SPAdes vs Velvet assemby comparison

This is a guest post from Dave Savage, a post-doc working on resistance gene analysis at the University of Melbourne. We have been trying out SPAdes as a replacement for Velvet + Velvet Optimizer which we routinely use for assembling bacterial genomes. The SPAdes paper, and the B-GAGE assembler comparison, show that SPAdes does better than most other assemblers on a small set of bacterial read sets, but we routinely assemble hundreds of genomes so needed to see whether this performance holds across large sets of reads with variable coverage etc. The results confirm SPAdes consistently performs well, and better than Velvet. This, and the fact that SPAdes gets you from fastq reads to error-corrected contigs and scaffolds in a single command with no need for tuning parameters, makes it a clear winner for our purposes.

Dave says:

SPAdes ( is a new(ish) genome assembly program that is particularly suitable for assembly of bacterial genomes. SPAdes makes a number of improvements on the de Bruijn graph algorithms used by assemblers like Velvet, IDBA and SOAPdenovo, including iteration over values of kmer sizes, and incorporation of paired kmers (k-bimers), which allows information from paired end reads to be introduced into the computation at an earlier stage.

In their paper, the authors of SPAdes make comparisons with a number of popular assemblers using single-cell and multi-cell E. coli datasets. Their results show that SPAdes can in fact deliver better assemblies, with a higher N50 length and larger contigs. Since we regularly use Velvet for assembly, we wanted to perform some further comparisons between Velvet and SPAdes on the types of data sets we typically deal with. To this end we ran SPAdes and Velvet on 114 Shigella sonnei 54 bp paired end Illumina read sets (from our 2012 paper, reads available at ERP000182), and 67 unpaired 37 bp Staphylococcus aureus samples (from Harris 2010, available at ERP000070). We then calculated the N50, length, L50, the number of contigs > 500 bp, and the total contig length produced by each assembler. The figures below show the distributions of each of these values for the two data sets.

Dark = SPAdes; light = Velvet Optimizer

Shigella sonnei assemblies. Dark = SPAdes; light = Velvet Optimizer

Staphylococcus aureus assemblies. Dark = SPAdes; light = Velvet Optimizer.

Staphylococcus aureus assemblies. Dark = SPAdes; light = Velvet Optimizer.

There’s a few things to notice about these plots. Firstly there’s quite a bit of difference between the S. shigella and the S. aureus assembly statistics, although this is hardly surprising given that the S. sonnei reads are paired ends, while the S. aureus are unpaired (and only 37 bp long). What’s apparent though is that SPAdes and Velvet perform similarly on the S. aureus reads, but have very different performance on the S. sonnei reads, where SPAdes clearly outperforms Velvet. We can probably attribute this to the fact that SPAdes includes an improved algorithm for handling paired end reads.

For both species, SPAdes frequently results in a higher N50 than Velvet and a larger total contig length. For the paired end S. sonnei reads SPAdes also results in a larger number of contigs greater than 500 bp in length. For the L50 metric, Velvet results in quite low scores for the S. sonnei reads, with 10 or less contigs frequently accounting for at least half of the total contig size. However, given the total contig length obtained using SPAdes, the much higher values for L50 obtained using SPAdes are not unexpected.
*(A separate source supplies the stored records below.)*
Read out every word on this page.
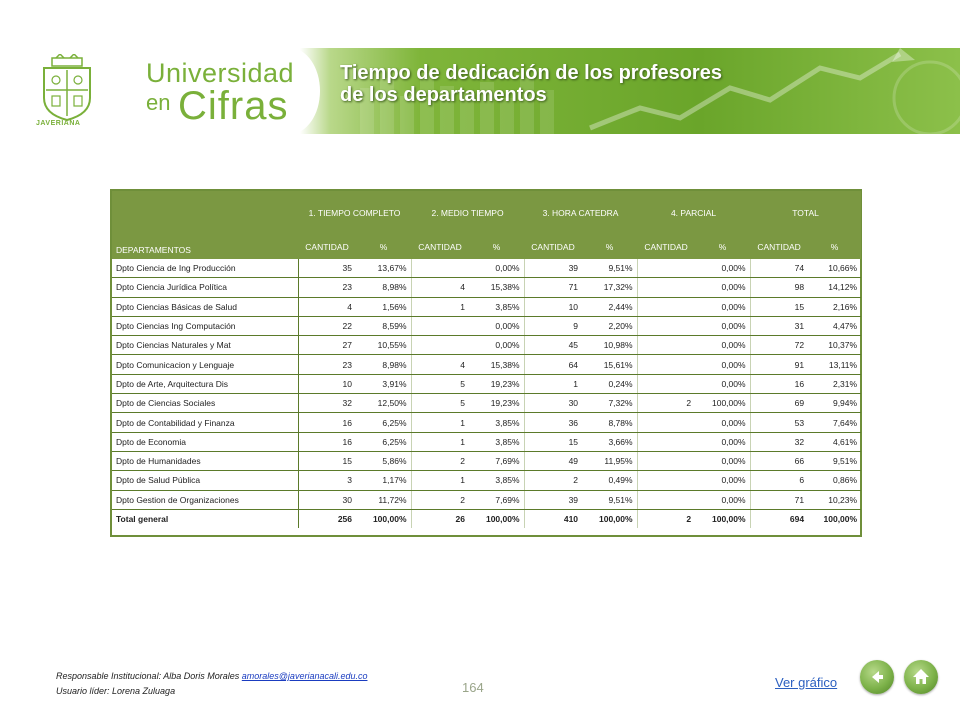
JAVERIANA
Universidad
en Cifras
Tiempo de dedicación de los profesores
de los departamentos
DEPARTAMENTOS	1. TIEMPO COMPLETO		2. MEDIO TIEMPO		3. HORA CATEDRA		4. PARCIAL		TOTAL	
	CANTIDAD	%	CANTIDAD	%	CANTIDAD	%	CANTIDAD	%	CANTIDAD	%
Dpto Ciencia de Ing Producción	35	13,67%		0,00%	39	9,51%		0,00%	74	10,66%
Dpto Ciencia Jurídica Política	23	8,98%	4	15,38%	71	17,32%		0,00%	98	14,12%
Dpto Ciencias Básicas de Salud	4	1,56%	1	3,85%	10	2,44%		0,00%	15	2,16%
Dpto Ciencias Ing Computación	22	8,59%		0,00%	9	2,20%		0,00%	31	4,47%
Dpto Ciencias Naturales y Mat	27	10,55%		0,00%	45	10,98%		0,00%	72	10,37%
Dpto Comunicacion y Lenguaje	23	8,98%	4	15,38%	64	15,61%		0,00%	91	13,11%
Dpto de Arte, Arquitectura Dis	10	3,91%	5	19,23%	1	0,24%		0,00%	16	2,31%
Dpto de Ciencias Sociales	32	12,50%	5	19,23%	30	7,32%	2	100,00%	69	9,94%
Dpto de Contabilidad y Finanza	16	6,25%	1	3,85%	36	8,78%		0,00%	53	7,64%
Dpto de Economia	16	6,25%	1	3,85%	15	3,66%		0,00%	32	4,61%
Dpto de Humanidades	15	5,86%	2	7,69%	49	11,95%		0,00%	66	9,51%
Dpto de Salud Pública	3	1,17%	1	3,85%	2	0,49%		0,00%	6	0,86%
Dpto Gestion de Organizaciones	30	11,72%	2	7,69%	39	9,51%		0,00%	71	10,23%
Total general	256	100,00%	26	100,00%	410	100,00%	2	100,00%	694	100,00%
Responsable Institucional: Alba Doris Morales amorales@javerianacali.edu.co
Usuario líder: Lorena Zuluaga	164	Ver gráfico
In our current assembly pipeline, we run Velvet Optimizer a number of times using smaller and smaller steps for k in order to hone in on an optimal value. Using SPAdes, not only is this step incorporated into the assembly program, but the information from each iteration is combined to produce the final output. Thus SPAdes is able to capture the information obtained using small, highly sensitive kmer sizes, as well as large, highly specific, kmer sizes, and at the same time simplify our assembly pipeline. We’re currently beginning a new project looking at the pan-genome of a number of bacterial species, and we anticipate that this project will involve quite a bit of assembly. Based on the results shown above, and the pipeline process for SPAdes, it looks like we’ll be using SPAdes to do the bulk of this work.

Run specifics:

  • Velvet was run on the S. sonnei pared end reads using VelvetOptimser with a minimum kmer size of 29 and a maximum kmer size of 89.
  • SPAdes was run on the S. sonnei pared end reads using the default settings.
  • Velvet was run on the S. sonnei pared end reads using VelvetOptimser with a minimum kmer size of 15 and a maximum kmer size of 35.
  • SPAdes was run on the S. sonnei pared end reads using the kmer sizes of 15, 23, 35.